Durante semanas, los titulares advirtieron sobre una posible guerra comercial en pleno auge del sector eléctrico. La UE había lanzado una investigación por subvenciones ilegales a fabricantes como BYD, NIO y XPeng, que en los últimos años han irrumpido con fuerza en el mercado global.
Wang Wentao llegó con una propuesta: avanzar hacia un compromiso de precios justo, que evite nuevos aranceles y garantice condiciones equitativas. El comunicado oficial chino fue claro: las conversaciones fueron “centradas, francas y exhaustivas”, pero aún queda camino por recorrer.
Un canal verde para exportar tierras raras
Como parte de este acercamiento, Beijing propuso algo que pocos esperaban: un “canal verde” aduanero exclusivo para acelerar la exportación de tierras raras, insumo clave para baterías, celulares y vehículos eléctricos.
Las tierras raras, muchas veces invisibles en la prensa general, son el corazón de la industria tecnológica. Sin ellas, no hay transición energética posible. Y China domina más del 60% de su producción global.
Este canal permitiría a la UE un acceso más rápido y seguro, en un momento donde la seguridad del suministro es un factor geopolítico central.

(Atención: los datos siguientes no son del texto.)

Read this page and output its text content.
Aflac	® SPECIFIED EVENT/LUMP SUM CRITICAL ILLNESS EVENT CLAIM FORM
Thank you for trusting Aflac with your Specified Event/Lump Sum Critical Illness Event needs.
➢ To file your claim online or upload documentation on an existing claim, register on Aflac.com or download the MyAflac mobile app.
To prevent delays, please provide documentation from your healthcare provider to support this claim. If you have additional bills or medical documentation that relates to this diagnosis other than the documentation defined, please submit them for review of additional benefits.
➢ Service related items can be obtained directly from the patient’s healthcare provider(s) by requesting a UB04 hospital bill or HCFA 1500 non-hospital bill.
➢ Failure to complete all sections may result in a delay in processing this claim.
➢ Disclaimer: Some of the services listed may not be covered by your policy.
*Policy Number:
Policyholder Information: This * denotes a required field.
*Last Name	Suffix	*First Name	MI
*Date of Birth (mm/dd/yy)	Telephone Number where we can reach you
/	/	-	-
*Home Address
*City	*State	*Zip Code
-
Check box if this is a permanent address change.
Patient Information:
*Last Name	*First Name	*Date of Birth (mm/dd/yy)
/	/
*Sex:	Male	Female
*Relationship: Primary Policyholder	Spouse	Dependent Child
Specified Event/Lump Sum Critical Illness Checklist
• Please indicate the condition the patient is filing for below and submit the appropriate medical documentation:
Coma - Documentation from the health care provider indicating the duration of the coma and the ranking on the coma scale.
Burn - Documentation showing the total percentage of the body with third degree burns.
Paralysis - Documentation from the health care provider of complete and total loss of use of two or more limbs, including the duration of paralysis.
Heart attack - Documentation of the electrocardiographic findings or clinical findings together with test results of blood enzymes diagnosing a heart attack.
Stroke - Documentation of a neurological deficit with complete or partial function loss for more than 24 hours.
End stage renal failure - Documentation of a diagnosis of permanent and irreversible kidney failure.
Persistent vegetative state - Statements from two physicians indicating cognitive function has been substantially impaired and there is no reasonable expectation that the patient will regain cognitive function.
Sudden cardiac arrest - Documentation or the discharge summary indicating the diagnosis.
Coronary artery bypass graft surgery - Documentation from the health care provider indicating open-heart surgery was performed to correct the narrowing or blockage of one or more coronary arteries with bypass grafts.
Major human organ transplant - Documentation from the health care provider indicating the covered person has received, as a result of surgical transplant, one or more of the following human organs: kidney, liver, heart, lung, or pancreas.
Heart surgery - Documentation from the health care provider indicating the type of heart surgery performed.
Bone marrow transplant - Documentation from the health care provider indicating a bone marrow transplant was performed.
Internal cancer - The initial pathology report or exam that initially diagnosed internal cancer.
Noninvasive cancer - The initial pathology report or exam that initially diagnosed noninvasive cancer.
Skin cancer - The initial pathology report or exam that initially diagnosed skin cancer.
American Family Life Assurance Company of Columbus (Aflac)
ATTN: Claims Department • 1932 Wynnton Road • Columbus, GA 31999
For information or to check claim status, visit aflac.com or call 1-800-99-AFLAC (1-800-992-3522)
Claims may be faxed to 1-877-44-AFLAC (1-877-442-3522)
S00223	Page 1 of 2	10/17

El terremoto BYD: autos a menos de 8 mil dólares
Mientras tanto, desde Shanghái, una noticia comercial agitó el tablero: BYD, el mayor fabricante de autos eléctricos de China, redujo drásticamente los precios de 22 modelos. El hatchback Seagull, por ejemplo, cayó a solo 7.700 dólares. Una cifra impensable en Europa o América.
Aunque aplaudida por consumidores, la medida encendió las alarmas de las autoridades chinas. El propio Ministerio de Industria advirtió que “no hay ganadores en una guerra de precios” y que este fenómeno amenaza la inversión en I+D, además de la reputación de los productos chinos.
El 1 de junio, el Diario del Pueblo —voz oficial del Partido Comunista— criticó los modelos “de bajo precio y baja calidad”, instando a preservar la imagen del “Made in China”.
Más allá de los autos: el comercio del futuro
Este no es solo un debate sobre precios. Es una batalla por el liderazgo tecnológico del siglo XXI. Europa, que busca fortalecer su industria eléctrica, teme perder terreno frente al avance chino. Y China, a su vez, necesita mantener sus exportaciones en un mundo cada vez más proteccionista.
Si el acuerdo avanza, será una muestra de que, en medio de tensiones, aún es posible dialogar. Pero si fracasa, podrían imponerse aranceles que desaten una nueva escalada.
El comercio internacional se transforma. Y lo que suceda entre China y la UE no será solo una noticia económica: marcará el rumbo de la movilidad, la energía y la tecnología global en la próxima década.